Dubbeldamseweg in stukken 5

Na de bouwfase 1909-1910 bleef tussen nummer 49 en 67 (toen 39 en 47) een ruimte over waar nog vier percelen bebouwd konden worden. Pas tegen het eind van 1912 kwam daar wat beweging in. Hoe het precies verlopen is kan moeilijk worden gereconstrueerd, ook niet met hulp van het kadaster. Jan Blok verkocht eind 1912, begin 1913 de vier percelen aan Jacob van Welsenes, een timmerman die aan de Singel ter hoogte van het Stek gevestigd was. Die diende 31 december 1912 een bouwaanvraag in voor het bouwen van vier huizen, maar op 13 januari daarna werd de aanvraag ingetrokken. Tien dagen later diende hij een nieuwe aanvraag in voor één dubbel woonhuis, dat tegen nummer 49 aan zou komen en dus 51-53 zou worden. Jonkers en Van Harten van het Kromhout zouden het gaan bouwen en tekenden het huis. Links ervan blijft dus nog een open ruimte.

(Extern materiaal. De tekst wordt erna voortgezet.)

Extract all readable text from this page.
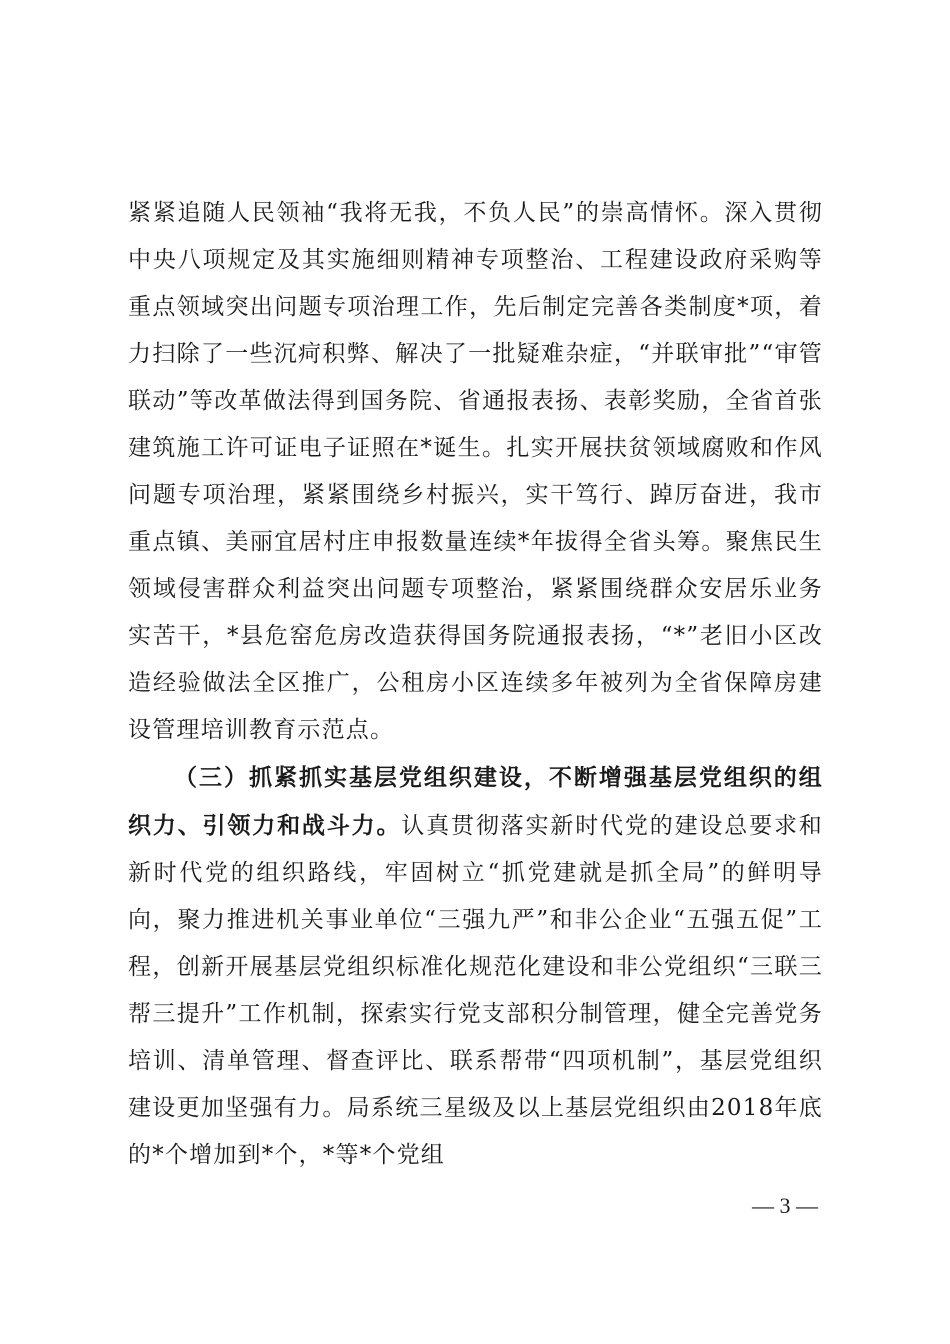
紧紧追随人民领袖“我将无我，不负人民”的崇高情怀。深入贯彻中央八项规定及其实施细则精神专项整治、工程建设政府采购等重点领域突出问题专项治理工作，先后制定完善各类制度*项，着力扫除了一些沉疴积弊、解决了一批疑难杂症，“并联审批”“审管联动”等改革做法得到国务院、省通报表扬、表彰奖励，全省首张建筑施工许可证电子证照在*诞生。扎实开展扶贫领域腐败和作风问题专项治理，紧紧围绕乡村振兴，实干笃行、踔厉奋进，我市重点镇、美丽宜居村庄申报数量连续*年拔得全省头筹。聚焦民生领域侵害群众利益突出问题专项整治，紧紧围绕群众安居乐业务实苦干，*县危窑危房改造获得国务院通报表扬，“*”老旧小区改造经验做法全区推广，公租房小区连续多年被列为全省保障房建设管理培训教育示范点。

（三）抓紧抓实基层党组织建设，不断增强基层党组织的组织力、引领力和战斗力。认真贯彻落实新时代党的建设总要求和新时代党的组织路线，牢固树立“抓党建就是抓全局”的鲜明导向，聚力推进机关事业单位“三强九严”和非公企业“五强五促”工程，创新开展基层党组织标准化规范化建设和非公党组织“三联三帮三提升”工作机制，探索实行党支部积分制管理，健全完善党务培训、清单管理、督查评比、联系帮带“四项机制”，基层党组织建设更加坚强有力。局系统三星级及以上基层党组织由2018年底的*个增加到*个，*等*个党组

— 3 —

Tekening van Jonkers en Van Harten van nummer 51-53 uit 1913
Nummer 51-53 nu

Die werd een paar maanden later van Van Welsenes gekocht door Coenraad Jan den Duijtsen. We zijn hem al tegengekomen als bouwer van het hoekhuis Hendrikstraat-Mauritsstraat, zie ook het blog dat ik daaraan weidde. Naast dat pakhuis met bovenwoningen had hij blijkbaar nog behoefte aan een kantoor, bergplaats plus een stal. Hij diende 16 mei 1913 een bouwaanvraag in, maar die werd geweigerd!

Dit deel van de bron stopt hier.